You’ve likely heard of various mnemonic acronyms designed to help students remember the checklist for evaluating information and websites. The CRAAP or RADCAB tests may ring a bell or perhaps these are the very ones you use. Many school and academic staff have been using these “tests” or similar checklists for many years. Now enter the scene, FART test! Yep, that’s right, FART test.
Amy Gillespie shares this teaching strategy in her recent Knowledge Quest blog post, “Web Evaluation: Does This Website Smell Funny to You?” She has relied on the CRAAP test to teach information evaluation skills to her middle and high school students but was in need of something more age-appropriate for elementary students. Gillespie admits that using the FART test does result in a loss of about 5 minutes of class time to giggles and a variety of fart-like noises. But she assures us that it’s well worth it.
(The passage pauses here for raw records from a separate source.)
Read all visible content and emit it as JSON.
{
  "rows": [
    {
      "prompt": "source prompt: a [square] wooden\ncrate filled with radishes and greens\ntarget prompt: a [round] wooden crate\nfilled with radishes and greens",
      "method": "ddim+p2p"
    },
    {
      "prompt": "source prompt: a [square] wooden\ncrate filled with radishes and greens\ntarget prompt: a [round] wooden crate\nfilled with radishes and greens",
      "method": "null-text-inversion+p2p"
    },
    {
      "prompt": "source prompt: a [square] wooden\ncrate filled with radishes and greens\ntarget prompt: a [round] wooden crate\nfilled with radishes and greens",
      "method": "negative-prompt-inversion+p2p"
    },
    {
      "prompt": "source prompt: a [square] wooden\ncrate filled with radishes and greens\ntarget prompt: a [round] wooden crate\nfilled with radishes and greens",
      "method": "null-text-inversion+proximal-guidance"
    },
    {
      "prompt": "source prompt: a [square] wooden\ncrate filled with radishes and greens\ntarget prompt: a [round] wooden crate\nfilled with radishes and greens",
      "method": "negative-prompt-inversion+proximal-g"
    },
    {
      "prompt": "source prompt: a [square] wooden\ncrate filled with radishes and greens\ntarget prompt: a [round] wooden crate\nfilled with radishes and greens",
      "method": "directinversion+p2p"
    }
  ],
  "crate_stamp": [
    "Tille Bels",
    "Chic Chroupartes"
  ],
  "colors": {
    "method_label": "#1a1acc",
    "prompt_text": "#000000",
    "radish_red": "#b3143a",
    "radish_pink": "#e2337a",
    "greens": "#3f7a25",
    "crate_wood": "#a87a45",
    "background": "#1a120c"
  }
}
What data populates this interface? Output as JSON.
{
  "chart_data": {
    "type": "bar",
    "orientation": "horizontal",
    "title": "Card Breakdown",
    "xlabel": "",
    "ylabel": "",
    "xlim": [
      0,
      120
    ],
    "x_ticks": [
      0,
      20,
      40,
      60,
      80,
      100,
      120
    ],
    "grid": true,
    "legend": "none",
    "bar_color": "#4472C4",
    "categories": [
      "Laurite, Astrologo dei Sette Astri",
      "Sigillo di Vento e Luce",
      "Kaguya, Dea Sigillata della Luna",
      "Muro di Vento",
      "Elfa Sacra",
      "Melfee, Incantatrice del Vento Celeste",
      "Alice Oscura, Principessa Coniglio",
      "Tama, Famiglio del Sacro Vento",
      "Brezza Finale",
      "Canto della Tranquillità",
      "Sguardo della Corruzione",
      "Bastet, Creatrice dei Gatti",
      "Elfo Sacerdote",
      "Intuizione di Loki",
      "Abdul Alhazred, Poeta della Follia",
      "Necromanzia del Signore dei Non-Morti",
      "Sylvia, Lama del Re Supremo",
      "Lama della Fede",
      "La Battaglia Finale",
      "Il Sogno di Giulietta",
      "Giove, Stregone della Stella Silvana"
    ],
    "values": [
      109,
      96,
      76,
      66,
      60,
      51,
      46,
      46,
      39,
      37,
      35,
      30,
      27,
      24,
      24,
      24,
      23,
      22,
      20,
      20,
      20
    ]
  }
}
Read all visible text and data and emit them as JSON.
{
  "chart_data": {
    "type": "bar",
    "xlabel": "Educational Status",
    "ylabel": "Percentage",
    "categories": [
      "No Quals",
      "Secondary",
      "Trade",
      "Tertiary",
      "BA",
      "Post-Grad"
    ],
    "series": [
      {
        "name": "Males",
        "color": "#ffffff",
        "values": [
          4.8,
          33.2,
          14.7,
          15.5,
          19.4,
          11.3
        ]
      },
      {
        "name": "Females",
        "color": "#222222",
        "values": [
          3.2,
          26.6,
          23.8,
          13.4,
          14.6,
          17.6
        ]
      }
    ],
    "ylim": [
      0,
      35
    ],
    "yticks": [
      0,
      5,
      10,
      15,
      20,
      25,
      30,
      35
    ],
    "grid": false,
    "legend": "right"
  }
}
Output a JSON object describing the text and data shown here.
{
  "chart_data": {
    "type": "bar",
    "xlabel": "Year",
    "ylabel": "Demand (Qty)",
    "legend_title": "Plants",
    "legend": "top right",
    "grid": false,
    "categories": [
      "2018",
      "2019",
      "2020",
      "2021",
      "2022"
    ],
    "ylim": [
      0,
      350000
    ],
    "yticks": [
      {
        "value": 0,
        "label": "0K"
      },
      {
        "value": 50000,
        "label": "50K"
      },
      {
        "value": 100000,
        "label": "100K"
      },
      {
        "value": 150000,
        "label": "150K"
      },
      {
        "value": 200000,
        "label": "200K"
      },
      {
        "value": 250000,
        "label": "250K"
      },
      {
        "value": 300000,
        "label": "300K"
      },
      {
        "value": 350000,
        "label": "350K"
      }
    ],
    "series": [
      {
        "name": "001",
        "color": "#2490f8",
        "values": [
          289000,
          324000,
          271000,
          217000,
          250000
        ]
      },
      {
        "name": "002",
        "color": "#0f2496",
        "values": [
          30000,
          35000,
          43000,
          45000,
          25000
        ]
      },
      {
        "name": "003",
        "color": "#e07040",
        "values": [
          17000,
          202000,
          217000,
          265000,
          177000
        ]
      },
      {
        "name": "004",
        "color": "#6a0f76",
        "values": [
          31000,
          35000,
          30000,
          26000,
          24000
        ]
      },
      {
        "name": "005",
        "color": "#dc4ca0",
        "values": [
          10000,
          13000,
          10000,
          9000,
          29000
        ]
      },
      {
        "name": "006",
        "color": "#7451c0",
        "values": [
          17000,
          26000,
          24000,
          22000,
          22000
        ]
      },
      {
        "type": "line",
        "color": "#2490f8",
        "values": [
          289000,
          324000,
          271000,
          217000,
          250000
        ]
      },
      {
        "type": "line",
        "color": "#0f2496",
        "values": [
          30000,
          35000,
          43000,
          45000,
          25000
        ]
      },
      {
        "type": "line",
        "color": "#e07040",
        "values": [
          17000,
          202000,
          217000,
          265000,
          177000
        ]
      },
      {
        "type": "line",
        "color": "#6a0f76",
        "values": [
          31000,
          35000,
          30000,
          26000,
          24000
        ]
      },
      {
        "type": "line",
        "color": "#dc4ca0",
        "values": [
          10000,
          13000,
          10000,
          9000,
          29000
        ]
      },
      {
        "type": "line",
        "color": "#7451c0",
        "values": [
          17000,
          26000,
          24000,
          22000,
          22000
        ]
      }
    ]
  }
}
Here are the actual FART test questions according to Gillespie:
F: Is the site Friendly to the eyes? Is it easy to read? Did the creator take time to make a well designed website? Is the site free of lots of flashy things that distract you from the text? If someone doesn’t bother to present the information in a neat fashion, the information may not be worth using.
A: Does the Author have Authority? Is he an expert on the issue? Does the author identify herself and give you a way to contact her and ask a question? If someone doesn’t bother to take credit for his work, that may be a sign that he doesn’t want to be connected to it.
R: Is the information Repeated elsewhere? Does the author cite her sources so you can verify her information? If you find the most fascinating tidbit of information, but only one person claims to know it, and can’t tell you where she learned that, and no other source confirms it, it’s probably not a piece of information you want to use.
T: Is the information Timely? When was the information published? Is your topic time sensitive? Has the website been updated recently? Old information doesn’t help with current issue research and websites that have been abandoned may not be the best sources.
Finally, you have to ask yourself, does something smell bad about this site?
A Gillespie. (2016, Feb. 9). Web Evaluation: Does This Website Smell Funny to You?
I have to agree with Gillespie that this evaluation checklist is, indeed, memorable and provides students with a natural bridge to the CRAAP test.